Tóquio cancelou o acordo com o Pentágono para instalar os sistemas de defesa antimísseis Aegis Ashore, oficialmente por não haver garantias que aceleradores dos mísseis, após o lançamento, caíssem apenas no polígono e não em áreas residenciais.
Contudo, muitos especialistas acreditam que existem outras razões para esta inversão na política nipônica.
Acalmar Rússia e China?
Vale recordar que a decisão de implantar dois sistemas terrestres Aegis Ashore no Japão foi tomada pelo governo nipônico em 2017, devido aos lançamentos de teste contínuos de mísseis balísticos norte-coreanos.
Planejada sua implantação nas prefeituras de Akita, no noroeste do país, e em Yamaguchi, no sudoeste, estimava-se que seu raio de alcance pudesse cobrir todo o país e que estivesse operacional até 2023.
Rússia e a China se opuseram de forma veemente, temendo que a iniciativa as visasse.
Moscou tem deixado claro que a instalação desses mísseis interceptores não contribui para a estabilidade estratégica na região e que tal fato não podia ser ignorado durante a negociação do tratado de paz com Tóquio.
Para os especialistas, o abandono pelos japoneses do sistema de defesa antimíssil dos EUA atenuará significativamente as tensões entre o Japão e seus vizinhos do Pacífico.
"Tóquio entende que este sistema serve somente a segurança dos Estados Unidos e que, em caso de conflito militar, os primeiros alvos seriam sempre as instalações de defesa antimísseis", explicou à Sputnik Aleksei Podberyozkin, diretor do Centro de Estudos Político-Militares do Instituto Estatal de Relações Internacionais de Moscou.
O especialista acrescentou que os EUA tentam sempre afastar os cenários de guerra de seu território, lutando em solo estrangeiro ou a partir de bases situadas no exterior.
"Ao dar este passo, os japoneses reduziram os riscos para sua própria segurança", concluiu.
Componente financeira
Naturalmente, o fator financeiro também é importante.
Dmitry Streltsov, chefe do Departamento de Estudos Orientais do Instituto Estatal de Relações Internacionais de Moscou, disse à Sputnik que a mudança de posição está relacionada quer com os enormes custos do sistema quer com dúvidas sobre sua fiabilidade e a real capacidade de cobrir todo o país.

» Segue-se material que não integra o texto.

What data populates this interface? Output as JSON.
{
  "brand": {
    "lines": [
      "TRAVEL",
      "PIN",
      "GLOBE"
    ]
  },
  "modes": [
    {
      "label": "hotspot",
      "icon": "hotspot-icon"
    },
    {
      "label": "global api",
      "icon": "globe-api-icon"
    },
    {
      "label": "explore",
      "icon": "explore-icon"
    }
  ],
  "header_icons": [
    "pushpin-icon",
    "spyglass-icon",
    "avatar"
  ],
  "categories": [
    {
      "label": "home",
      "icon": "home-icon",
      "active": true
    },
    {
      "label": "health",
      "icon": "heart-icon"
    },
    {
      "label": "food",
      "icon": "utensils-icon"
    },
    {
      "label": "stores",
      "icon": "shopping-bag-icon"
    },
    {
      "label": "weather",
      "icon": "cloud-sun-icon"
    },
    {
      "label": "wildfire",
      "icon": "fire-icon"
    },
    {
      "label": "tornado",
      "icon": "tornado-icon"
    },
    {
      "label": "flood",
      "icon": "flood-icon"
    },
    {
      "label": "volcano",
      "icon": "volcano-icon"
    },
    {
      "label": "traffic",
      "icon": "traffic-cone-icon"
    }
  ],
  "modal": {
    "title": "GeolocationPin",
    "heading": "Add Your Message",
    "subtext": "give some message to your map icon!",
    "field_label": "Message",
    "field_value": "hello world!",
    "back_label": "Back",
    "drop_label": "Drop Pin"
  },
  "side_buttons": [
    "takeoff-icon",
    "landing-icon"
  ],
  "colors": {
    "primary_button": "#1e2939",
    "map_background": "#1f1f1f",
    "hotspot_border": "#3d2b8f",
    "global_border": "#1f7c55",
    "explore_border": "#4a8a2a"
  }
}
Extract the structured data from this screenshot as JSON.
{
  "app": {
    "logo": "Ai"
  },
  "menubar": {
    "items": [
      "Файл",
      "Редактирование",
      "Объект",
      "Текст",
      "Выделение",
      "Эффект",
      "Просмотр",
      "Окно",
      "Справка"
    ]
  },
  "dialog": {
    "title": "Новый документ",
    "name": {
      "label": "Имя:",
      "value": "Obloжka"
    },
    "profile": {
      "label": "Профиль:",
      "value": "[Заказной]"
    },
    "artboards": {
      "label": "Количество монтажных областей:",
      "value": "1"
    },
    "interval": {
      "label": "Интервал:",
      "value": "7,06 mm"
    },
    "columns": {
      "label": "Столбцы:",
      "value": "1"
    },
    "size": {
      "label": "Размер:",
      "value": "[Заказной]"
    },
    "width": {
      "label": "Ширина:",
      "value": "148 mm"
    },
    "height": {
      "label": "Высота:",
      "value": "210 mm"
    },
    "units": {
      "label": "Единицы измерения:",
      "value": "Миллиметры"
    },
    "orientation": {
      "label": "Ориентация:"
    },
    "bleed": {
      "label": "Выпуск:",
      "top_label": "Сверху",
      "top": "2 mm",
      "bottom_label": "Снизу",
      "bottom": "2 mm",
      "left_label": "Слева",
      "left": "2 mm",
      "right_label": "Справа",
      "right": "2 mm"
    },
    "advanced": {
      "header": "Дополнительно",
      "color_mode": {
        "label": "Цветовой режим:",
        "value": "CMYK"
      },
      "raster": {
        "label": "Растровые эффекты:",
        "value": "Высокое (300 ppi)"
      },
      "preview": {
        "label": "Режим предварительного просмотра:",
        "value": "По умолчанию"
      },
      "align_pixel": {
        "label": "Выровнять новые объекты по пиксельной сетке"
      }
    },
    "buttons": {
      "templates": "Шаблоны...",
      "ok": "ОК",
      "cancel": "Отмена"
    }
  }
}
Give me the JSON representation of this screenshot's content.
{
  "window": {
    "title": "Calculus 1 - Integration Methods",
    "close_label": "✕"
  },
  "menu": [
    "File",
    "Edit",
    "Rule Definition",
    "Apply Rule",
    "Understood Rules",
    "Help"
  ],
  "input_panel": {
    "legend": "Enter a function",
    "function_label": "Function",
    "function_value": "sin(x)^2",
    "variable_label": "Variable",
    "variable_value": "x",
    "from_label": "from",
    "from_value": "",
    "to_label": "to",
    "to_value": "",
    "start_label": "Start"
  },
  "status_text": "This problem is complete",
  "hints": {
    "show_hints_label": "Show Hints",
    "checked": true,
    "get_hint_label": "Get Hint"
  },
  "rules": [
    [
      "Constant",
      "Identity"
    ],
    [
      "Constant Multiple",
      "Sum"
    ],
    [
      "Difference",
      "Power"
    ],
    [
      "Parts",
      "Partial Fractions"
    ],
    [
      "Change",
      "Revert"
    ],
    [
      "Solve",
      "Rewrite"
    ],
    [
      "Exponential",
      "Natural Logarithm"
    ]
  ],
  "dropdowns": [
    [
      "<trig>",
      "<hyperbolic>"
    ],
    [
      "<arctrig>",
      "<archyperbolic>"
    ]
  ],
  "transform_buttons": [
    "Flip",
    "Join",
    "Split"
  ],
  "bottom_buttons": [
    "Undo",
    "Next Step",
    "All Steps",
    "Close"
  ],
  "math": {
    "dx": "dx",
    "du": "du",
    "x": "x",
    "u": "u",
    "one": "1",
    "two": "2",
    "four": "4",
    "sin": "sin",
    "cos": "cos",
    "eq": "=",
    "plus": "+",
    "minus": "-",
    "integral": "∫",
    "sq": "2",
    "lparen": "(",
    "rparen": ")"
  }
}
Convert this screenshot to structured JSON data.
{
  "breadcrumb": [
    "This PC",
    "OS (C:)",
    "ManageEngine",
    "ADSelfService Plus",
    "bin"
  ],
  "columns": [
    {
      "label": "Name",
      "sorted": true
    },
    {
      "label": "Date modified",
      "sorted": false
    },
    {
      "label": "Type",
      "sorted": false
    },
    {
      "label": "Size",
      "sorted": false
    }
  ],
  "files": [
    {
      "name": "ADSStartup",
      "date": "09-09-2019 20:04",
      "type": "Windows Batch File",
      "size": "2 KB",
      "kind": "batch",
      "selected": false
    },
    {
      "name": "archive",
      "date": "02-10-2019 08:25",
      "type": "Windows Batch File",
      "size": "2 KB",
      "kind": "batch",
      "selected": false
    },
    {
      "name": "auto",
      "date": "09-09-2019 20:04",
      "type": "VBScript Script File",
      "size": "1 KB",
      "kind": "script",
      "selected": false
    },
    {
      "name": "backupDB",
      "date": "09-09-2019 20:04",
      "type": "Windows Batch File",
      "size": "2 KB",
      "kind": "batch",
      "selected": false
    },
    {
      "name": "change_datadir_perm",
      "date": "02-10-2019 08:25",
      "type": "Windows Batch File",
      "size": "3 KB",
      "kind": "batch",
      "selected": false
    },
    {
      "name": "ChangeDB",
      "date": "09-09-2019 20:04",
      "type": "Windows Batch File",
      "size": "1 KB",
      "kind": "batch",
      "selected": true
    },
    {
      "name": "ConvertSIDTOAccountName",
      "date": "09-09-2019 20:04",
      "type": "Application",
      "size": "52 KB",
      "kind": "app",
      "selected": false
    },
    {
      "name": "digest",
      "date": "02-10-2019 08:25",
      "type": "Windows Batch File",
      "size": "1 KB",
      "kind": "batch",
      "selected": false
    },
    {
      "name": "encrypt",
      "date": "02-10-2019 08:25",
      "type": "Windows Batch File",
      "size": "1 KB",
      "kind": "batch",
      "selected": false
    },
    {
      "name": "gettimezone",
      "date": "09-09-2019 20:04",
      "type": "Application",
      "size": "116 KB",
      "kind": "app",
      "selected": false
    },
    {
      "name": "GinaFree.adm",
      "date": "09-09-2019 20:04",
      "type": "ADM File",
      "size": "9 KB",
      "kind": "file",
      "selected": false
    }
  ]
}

Uma alternativa mais barata para Tóquio, de acordo com o especialista, seria aumentar o número de sistemas de defesa antimíssil baseados no mar já disponíveis na Marinha japonesa.
Por sua vez, Sergei Sudakov, membro correspondente da Academia de Ciências Militares da Rússia, referiu à Sputnik que, "desde Fukushima, a taxa de crescimento econômico do Japão caiu drasticamente, tendo igualmente baixado seu índice global de inovação".
"Anteriormente, Tóquio era líder em muitas indústrias de alta tecnologia e pagava as armas norte-americanas [...] com know-how em eletrônica, bioengenharia etc. por uma fração do preço. Contudo, agora há outros países mais adiantados – Coreia do Sul, Singapura, China. O interesse dos EUA em seu aliado diminuiu drasticamente", prosseguiu Sudakov, para quem Tóquio começa a entender que os EUA estão se afastando.
O especialista aproveitou a oportunidade para relembrar o caso quando a ogiva de treinamento de um míssil norte-coreano caiu em águas territoriais japonesas e os navios dos EUA na região dotados com o sistema de defesa antimíssil Aegis não reagiram de jeito nenhum à ameaça.
Sudakov crê que os japoneses ganharam consciência de que aos EUA só preocupam seus próprios interesses e que está na hora de assumir sua própria soberania.
"Muitos japoneses estão bem cientes de que seu país está de fato ocupado [militarmente] e não querem tolerar mais isso. Trata-se de mais um testemunho de como o sistema de segurança coletiva imposto ao mundo por Washington está se destruindo gradualmente", concluiu Sudakov.
População está cansada
Finalmente, o último e principal motivo de rejeição: o cansaço da população local da presença militar dos EUA. Após a Segunda Guerra Mundial, o Pentágono implantou uma rede de bases militares no Japão – alegadamente para proteger contra a "agressão da URSS" – mas na realidade para criar uma poderosa cabeça de ponte na Ásia Oriental. O Japão abriga hoje mais de 90 grandes instalações das Forças Armadas dos EUA.
A título de exemplo, em Okinawa – uma ilha relativamente pequena – existem 11 bases do Corpo de Fuzileiros Navais dos EUA, está sediada a 18ª Ala da Força Aérea, bem como um batalhão do 1º Regimento de Artilharia Antiaérea do Exército dos EUA, totalizando 50.000 militares norte-americano na ilha.
Em Okinawa, desde 1972, foram cometidos cerca de seis mil crimes contra a população local, alguns deles muito graves, como cerca de 100 assassinatos, mais de 300 estupros e mais de 200 acidentes rodoviários com vítimas mortais.
O descontentamento pela presença dos EUA na ilha está na origem, que já dura 20 anos, de contínuos protestos em massa contra as atrocidades dos "visitantes" norte-americanos.
Os receios do Ministério da Defesa japonês de que destroços dos antimísseis possam cair em áreas residenciais têm fundamento, dado dezenas de incidentes envolvendo equipamentos militares norte-americanos terem sido registrados nos últimos anos.